Matthew Judon (seven sacks last year) returns to anchor the outside linebacker group, but the fact that the Ravens made a play for several pass-rushing free agents this offseason suggested a level of concern with holdovers Tyus Bowser and Tim Williams. Neither has produced to his Day Two draft status during his first two seasons with the team, and they probably enter training camp this summer on the roster bubble after the Ravens drafted record-setting pass rusher Jaylon Ferguson -- whose 45 career sacks topped the former FBS mark held by Suggs -- and signed free agents Shane Ray and Pernell McPhee.
McPhee, 30, returns to the Ravens five seasons after he was signed away to a lucrative free-agent deal, but injuries have taken their toll. Ray is an intriguing addition as a former first-round draft pick who dealt with a perpetual wrist issue and fell out of favor in Denver. Still just 25, Ray comes to Baltimore motivated to prove he can be a difference-maker once again. He had a career-best eight sacks in 2016.
"This Is His Time"
The Ravens' most significant loss was probably Mosley, the anchor in the middle of Baltimore's defense pretty much since he arrived as a rookie in 2014. Unlike at safety and outside linebacker, the Ravens made no significant free-agent signings at inside linebacker, nor did they address the position in the draft. (General manager Eric DeCosta said that outside a couple of elite talents, it was an underwhelming draft class at inside linebacker.)

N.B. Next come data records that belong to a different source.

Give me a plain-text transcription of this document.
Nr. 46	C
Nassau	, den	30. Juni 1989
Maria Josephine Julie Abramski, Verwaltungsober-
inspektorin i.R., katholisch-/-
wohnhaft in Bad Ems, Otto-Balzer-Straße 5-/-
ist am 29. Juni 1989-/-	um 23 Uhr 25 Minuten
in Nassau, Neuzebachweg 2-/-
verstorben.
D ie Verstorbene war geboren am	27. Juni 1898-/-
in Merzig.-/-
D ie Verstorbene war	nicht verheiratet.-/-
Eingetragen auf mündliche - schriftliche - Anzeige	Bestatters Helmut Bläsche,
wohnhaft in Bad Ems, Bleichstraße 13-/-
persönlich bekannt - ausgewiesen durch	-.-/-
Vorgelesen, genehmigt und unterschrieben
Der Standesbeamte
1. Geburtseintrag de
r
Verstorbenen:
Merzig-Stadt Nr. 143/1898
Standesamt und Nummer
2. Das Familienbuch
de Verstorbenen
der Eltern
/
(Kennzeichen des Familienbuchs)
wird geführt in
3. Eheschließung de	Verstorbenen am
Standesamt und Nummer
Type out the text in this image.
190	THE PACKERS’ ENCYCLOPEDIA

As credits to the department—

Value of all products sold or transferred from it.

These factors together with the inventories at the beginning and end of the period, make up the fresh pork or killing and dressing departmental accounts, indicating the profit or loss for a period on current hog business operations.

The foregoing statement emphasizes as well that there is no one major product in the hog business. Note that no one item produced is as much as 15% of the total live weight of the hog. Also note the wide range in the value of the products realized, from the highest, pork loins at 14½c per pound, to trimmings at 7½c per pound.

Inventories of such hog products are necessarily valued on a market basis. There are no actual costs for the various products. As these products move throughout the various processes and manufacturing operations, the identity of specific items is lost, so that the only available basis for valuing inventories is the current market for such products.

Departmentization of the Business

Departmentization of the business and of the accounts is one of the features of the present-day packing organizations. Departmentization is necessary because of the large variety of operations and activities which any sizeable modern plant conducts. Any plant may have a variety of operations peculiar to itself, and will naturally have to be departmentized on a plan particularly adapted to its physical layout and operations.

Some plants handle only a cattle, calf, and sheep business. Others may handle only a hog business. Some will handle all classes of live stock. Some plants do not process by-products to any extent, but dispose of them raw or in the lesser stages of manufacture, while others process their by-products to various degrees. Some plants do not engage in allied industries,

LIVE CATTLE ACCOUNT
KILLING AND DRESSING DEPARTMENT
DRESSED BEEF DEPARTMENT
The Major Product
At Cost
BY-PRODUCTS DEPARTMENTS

That ramps up the pressure on Patrick Onwuasor, who is expected to step into Mosley's role at middle linebacker, wearing the microphone helmet and directing the formations and the checks.
"This is his time," Bisciotti said.
Onwuasor -- who described himself as "kind of soft-spoken" -- said he's been challenged by Thomas and others this spring to be a more vocal leader.
"He's done a great job with that," head coach John Harbaugh said. "He's taking charge. We always say, ‘A good defense is a loud defense.' We want to communicate at the highest possible level."
Onwuasor has started 25 games during the past two years, becoming the latest in a long line of undrafted inside linebackers to become vital cogs in the Ravens' defense. Another undrafted inside linebacker, Chris Board, is competing with Kenny Young for the starting spot alongside Onwuasor, but it's still a dangerously thin position, and it will surprise no one if the Ravens add a veteran inside linebacker later this summer.
For now, though, it's full speed ahead for a Ravens team that is confident in the roster they've constructed.
"You guys see a lot of new faces, and I see a lot of new opportunities," third-year cornerback Marlon Humphrey said. "A lot of guys, especially in my draft class and the class last year, are stepping into bigger roles. ... [There's] a lot of opportunity, and I'm just excited to see guys emerge into these new players and new leaders."